25.05.2015 11:30
Quelle: schweizerbauer.ch - Martin Brunner
St. Gallen
Indoordach hat sich bewährt
Ein Stalldach kann gleichzeitig auch eine Photovoltaikanlage sein. Das zeigt der Stall von Felix Gossner aus Waldkirch SG.

Es war ein kleiner Milchwirtschaftsbetrieb, den Felix Gossner bis im vergangenen Dezember führte. Seine damals noch 23 Kühe lebten im Anbindestall, der aber den Tierschutzvorschriften nicht mehr entsprach. «Mit dieser Situation musste ich mir überlegen, ob ich die Landwirtschaft weiterführe oder aufgebe», sagt er. «Kommt dazu, dass ich den Betrieb ohne Familie im Hintergrund bewirtschafte, also rationelle Abläufe wichtig sind.»

Kühe fühlen sich wohl

Vor drei Jahren dann ergab es sich, dass sein Nachbar die Landwirtschaft altershalber aufgab und keinen Nachfolger hatte. Gossner konnte dessen Land übernehmen. «Dadurch wurde auch klar, dass ich bauen darf und weiterhin in der Landwirtschaft arbeiten kann.» Bei der Ausgestaltung seines neuen Laufstalles für maximal 48 Tiere war von Anfang an klar, dass er den alten Stall integrieren wird. Ebenso klar war die Installation einer Photovoltaikanlage. Dabei konnte Gossner auf die Mithilfe des ortsansässigen Elektrofachmanns zählen.

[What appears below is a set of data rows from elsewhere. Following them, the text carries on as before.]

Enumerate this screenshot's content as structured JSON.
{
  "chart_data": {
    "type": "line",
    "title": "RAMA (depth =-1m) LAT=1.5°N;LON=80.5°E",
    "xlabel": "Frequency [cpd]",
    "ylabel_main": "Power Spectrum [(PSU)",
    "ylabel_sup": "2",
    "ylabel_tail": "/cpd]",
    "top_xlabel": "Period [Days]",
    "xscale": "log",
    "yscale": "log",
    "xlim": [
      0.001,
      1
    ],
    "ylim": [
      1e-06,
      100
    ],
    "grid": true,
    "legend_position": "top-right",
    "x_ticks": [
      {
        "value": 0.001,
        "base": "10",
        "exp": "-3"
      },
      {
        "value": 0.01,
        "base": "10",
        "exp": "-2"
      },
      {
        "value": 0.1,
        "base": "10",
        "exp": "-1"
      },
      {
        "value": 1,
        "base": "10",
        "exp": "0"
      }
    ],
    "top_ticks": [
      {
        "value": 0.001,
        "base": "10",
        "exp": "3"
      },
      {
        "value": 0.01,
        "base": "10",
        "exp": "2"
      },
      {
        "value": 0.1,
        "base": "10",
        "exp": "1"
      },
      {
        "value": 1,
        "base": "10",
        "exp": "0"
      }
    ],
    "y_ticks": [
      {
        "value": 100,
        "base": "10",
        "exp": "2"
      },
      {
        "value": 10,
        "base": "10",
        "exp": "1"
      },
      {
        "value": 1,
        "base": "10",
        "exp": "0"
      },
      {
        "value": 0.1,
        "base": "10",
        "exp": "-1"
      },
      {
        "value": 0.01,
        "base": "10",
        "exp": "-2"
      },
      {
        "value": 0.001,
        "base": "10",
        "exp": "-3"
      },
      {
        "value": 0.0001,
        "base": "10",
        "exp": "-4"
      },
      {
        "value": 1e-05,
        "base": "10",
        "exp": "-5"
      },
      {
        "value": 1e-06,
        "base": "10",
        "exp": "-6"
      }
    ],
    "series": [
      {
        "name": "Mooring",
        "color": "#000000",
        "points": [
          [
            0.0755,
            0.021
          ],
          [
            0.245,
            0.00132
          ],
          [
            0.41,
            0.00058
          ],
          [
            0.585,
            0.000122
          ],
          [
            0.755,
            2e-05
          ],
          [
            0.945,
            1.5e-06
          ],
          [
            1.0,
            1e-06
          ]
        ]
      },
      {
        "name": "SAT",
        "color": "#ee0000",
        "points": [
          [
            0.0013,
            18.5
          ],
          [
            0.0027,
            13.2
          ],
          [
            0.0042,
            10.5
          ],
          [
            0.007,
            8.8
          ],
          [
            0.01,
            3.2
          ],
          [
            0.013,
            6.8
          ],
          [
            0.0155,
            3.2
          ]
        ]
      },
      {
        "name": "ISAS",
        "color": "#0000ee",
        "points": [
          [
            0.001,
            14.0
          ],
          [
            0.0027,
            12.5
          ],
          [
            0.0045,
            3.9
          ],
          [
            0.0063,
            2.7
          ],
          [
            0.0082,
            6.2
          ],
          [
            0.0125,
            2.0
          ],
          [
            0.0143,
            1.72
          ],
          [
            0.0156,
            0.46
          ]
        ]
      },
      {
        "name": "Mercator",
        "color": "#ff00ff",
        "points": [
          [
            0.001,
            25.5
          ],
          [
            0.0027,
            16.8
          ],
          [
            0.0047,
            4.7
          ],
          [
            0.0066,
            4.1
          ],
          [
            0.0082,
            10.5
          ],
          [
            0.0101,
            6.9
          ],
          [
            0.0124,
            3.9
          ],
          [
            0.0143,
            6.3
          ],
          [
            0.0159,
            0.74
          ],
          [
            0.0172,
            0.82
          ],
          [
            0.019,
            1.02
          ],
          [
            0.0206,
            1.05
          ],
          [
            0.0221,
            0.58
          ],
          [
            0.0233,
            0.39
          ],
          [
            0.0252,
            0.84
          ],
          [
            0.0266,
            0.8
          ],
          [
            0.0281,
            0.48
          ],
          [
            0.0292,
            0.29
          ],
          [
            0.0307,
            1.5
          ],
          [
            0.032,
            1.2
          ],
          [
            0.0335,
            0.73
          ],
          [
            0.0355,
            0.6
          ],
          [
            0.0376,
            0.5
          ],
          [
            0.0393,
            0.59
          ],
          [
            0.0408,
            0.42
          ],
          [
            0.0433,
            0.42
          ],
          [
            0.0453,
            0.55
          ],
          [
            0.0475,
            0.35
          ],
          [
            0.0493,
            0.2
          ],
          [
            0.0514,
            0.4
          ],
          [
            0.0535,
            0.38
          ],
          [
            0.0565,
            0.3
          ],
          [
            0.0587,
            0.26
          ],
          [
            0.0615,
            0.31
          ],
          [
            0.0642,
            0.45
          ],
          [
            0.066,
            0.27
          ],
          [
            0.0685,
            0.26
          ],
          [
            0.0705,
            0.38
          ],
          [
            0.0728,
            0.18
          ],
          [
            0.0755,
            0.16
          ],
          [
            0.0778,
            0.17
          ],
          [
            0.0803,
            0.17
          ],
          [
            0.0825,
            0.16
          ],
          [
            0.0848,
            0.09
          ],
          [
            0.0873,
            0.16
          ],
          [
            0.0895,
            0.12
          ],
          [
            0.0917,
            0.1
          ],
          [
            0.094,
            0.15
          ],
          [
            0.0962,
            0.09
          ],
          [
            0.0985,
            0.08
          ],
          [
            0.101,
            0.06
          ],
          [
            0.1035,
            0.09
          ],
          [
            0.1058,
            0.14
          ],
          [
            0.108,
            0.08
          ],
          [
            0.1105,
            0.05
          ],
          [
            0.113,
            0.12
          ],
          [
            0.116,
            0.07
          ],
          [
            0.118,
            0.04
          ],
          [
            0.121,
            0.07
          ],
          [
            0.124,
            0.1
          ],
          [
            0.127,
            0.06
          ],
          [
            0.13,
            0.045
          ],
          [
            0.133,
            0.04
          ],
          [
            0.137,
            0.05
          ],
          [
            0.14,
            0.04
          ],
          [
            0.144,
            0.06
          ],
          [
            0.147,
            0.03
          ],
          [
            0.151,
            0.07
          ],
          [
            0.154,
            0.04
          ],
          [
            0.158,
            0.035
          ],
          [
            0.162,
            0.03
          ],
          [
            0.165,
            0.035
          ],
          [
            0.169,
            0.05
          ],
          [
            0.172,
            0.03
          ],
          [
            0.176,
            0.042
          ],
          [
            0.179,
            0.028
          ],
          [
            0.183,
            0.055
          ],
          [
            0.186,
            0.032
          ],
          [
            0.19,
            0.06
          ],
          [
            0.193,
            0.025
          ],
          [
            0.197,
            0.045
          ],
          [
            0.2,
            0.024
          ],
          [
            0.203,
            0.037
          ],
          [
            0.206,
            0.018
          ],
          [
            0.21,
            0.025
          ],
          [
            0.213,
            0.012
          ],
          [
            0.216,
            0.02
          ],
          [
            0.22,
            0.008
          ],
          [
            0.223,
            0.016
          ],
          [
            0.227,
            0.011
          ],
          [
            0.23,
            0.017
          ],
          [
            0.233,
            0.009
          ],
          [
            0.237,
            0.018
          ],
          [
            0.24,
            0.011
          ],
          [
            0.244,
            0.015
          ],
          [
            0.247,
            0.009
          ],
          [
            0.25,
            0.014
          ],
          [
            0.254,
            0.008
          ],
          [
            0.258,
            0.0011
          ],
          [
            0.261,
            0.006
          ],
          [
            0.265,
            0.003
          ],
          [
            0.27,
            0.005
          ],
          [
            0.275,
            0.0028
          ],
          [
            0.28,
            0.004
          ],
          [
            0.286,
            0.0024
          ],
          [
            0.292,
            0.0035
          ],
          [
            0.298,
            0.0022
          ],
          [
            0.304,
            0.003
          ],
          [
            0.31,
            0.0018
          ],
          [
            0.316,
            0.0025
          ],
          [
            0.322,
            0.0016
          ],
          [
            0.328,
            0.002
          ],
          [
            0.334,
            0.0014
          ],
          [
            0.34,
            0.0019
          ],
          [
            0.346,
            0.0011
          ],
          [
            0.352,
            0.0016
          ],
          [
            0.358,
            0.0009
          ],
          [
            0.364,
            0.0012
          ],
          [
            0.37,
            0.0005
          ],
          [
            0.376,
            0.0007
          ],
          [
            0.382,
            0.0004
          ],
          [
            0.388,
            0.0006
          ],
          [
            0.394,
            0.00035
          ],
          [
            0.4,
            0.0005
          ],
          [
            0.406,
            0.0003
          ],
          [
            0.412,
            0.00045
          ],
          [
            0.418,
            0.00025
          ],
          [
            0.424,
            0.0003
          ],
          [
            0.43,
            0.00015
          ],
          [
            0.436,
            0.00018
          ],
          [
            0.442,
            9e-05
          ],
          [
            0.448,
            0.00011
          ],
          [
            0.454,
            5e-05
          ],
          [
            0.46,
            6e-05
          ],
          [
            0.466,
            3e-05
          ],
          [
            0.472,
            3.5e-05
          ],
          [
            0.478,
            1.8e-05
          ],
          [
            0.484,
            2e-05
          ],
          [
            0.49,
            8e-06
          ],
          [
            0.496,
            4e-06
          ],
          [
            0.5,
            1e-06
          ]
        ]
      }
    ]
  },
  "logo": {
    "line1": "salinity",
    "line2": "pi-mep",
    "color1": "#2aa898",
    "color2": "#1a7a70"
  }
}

«Markus Wäger plante das Indoordach und installierte es auch», erzählt er. «Dieses Dach mit einer Neigung von 13 Grad hat sich bereits bestens bewährt. Die Kühe fühlen sich sehr wohl. Das zeigen die tiefen Zellzahlen mit einem Durchschnitt von 39'000 eindrücklich.» Die Anlage lässt ohne zu blenden viel Licht durch. Der Schnee rutscht weg. Die Abwärme zieht problemlos weg. Der Stall ist zudem gut durchlüftet.

Auf Zukunft ausgerichtet

Für Felix Gossner war dieses Projekt eine recht grosse Investition. Ihm lag am Herzen, seine Planungen auf eine sinnvolle Ausrichtung für die Zukunft auszurichten. «Der Betrieb soll einst auch für eine Familie ein gutes Auskommen ermöglichen.» Konkret kostete ihn der Stallausbau mit Melkroboter und Laufhof bereits eine Million Franken. Positiv dabei ist, dass er beim Dach wieder Geld einsparte, weil er kein Unterdach installieren musste.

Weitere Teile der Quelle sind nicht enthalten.